"just-in-time" sub-grammar extraction

Tue Feb 13 21:47:37 UTC 2001

On Tue, 13 Feb 2001, Ann Copestake wrote:

> maybe you'd like to expand on this a bit?  The work on subgrammars that
> I know of does not aim for complete consistency with the results of the
> bigger grammar - in fact, generally the point is to cut down on the
> number of readings.

Hi Ann,

Thanks for your reply and the references.  I agree that cutting down on
the number of readings is a desirable effect of subgrammar extraction.
So I don't insist on the complete consistency condition; it is just that
the problem seems to be theoretically more elegant if the condition is
included.

>  It seems to me that if you have an algorithm that
> shows part of a large grammar isn't applicable to a particular
> sentence, then the obvious thing to do is to use that information to
> cut down the search space, which I would call filtering, rather than
> extraction of a sub-grammar.
...
> But I think this is not what you mean so maybe you'd like to be more
> specific about what you had in mind.

Filtering is very relevant to this problem, so I am looking forward to
checking references that you mentioned.  However, filtering is a part of
the parsing process, and they cannot be clearly separated.  They should be
separated, and I'll try to explain when and why this is the case:

1. It fits well with a modular approach to NLP (like Zajac and Jan 2000:
Modular unification-based parsers).  Two modules can be serialized: the
first module generates a small grammar for a text, and the next module is
a parser, which does the parsing without the burden of a large grammar.

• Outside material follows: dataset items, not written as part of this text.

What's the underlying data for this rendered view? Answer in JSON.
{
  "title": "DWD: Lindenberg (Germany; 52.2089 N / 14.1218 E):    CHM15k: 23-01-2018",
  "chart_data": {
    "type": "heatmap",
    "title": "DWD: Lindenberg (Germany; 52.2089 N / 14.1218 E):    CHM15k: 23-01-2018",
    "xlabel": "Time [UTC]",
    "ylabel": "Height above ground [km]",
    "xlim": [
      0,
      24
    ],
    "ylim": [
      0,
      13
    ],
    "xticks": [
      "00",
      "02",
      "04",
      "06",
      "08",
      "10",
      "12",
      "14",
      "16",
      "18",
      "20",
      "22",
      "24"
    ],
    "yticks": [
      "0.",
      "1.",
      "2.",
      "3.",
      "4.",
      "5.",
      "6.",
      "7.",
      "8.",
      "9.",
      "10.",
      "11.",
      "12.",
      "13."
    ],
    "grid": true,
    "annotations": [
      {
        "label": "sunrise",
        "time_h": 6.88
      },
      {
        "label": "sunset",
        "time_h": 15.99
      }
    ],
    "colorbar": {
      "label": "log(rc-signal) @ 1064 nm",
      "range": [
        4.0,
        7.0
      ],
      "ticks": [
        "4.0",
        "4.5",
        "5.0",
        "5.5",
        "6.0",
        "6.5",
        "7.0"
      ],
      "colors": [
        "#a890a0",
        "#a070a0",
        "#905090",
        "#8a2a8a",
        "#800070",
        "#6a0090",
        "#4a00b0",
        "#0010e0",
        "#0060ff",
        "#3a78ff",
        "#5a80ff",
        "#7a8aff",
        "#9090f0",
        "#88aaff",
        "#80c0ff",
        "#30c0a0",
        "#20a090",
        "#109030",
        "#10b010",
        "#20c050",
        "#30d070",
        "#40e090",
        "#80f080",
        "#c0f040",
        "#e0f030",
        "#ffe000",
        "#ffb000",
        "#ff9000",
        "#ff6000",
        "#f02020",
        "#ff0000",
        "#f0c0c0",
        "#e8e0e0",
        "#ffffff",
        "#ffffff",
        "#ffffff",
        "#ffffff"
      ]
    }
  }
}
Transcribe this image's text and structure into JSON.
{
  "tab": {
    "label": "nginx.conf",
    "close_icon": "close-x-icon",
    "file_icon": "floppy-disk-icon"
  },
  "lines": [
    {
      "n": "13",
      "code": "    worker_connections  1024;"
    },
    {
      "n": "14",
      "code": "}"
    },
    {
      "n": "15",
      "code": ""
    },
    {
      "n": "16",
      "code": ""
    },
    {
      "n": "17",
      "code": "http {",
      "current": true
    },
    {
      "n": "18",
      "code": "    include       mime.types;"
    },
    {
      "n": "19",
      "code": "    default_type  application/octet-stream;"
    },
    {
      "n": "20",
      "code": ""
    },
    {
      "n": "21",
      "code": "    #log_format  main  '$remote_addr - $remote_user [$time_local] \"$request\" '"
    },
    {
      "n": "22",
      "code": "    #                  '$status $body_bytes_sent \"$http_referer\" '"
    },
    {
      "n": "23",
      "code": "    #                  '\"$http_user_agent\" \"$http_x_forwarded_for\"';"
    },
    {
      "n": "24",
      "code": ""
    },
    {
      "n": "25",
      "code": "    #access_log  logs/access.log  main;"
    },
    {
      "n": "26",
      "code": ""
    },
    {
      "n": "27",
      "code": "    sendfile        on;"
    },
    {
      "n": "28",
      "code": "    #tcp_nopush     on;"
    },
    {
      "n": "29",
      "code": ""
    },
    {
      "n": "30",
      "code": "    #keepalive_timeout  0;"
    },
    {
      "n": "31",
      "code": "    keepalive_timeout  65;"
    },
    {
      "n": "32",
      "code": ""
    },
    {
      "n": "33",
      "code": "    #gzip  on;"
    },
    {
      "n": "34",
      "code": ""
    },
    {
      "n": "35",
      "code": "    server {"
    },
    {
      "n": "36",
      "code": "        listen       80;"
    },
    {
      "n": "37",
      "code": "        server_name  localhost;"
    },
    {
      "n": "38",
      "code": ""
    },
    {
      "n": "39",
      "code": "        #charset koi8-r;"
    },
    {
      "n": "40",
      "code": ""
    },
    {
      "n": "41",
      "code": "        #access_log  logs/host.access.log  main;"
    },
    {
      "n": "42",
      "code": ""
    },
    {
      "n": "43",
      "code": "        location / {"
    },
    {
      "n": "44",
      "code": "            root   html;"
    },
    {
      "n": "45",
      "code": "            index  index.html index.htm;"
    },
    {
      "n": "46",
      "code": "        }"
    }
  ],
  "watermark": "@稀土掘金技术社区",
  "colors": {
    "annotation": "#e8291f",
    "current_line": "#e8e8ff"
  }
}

The two problems seem to be different in nature: parsing is an inferencing
process, while subgrammar extraction (with filtering) can benefit from
information retrieval and database technique, also using probabilistic
methods.

In my system for question-answering, given a question and candidate
passages, I generate a small sub-grammar using a Perl program.  The actual
parsing is done either by a Java, Lisp, or a Prolog parser.

2. In an Internet application, the parser is a Java applet running on the
client side.  A "real-world" grammar is too large to be transfered over
the net.  Having a filtering part of the parser on the server and the
rest of the parser on the client is not a well-designed solution.
Server can simply create small grammars and send them to parser in a clean
solution.

Vlado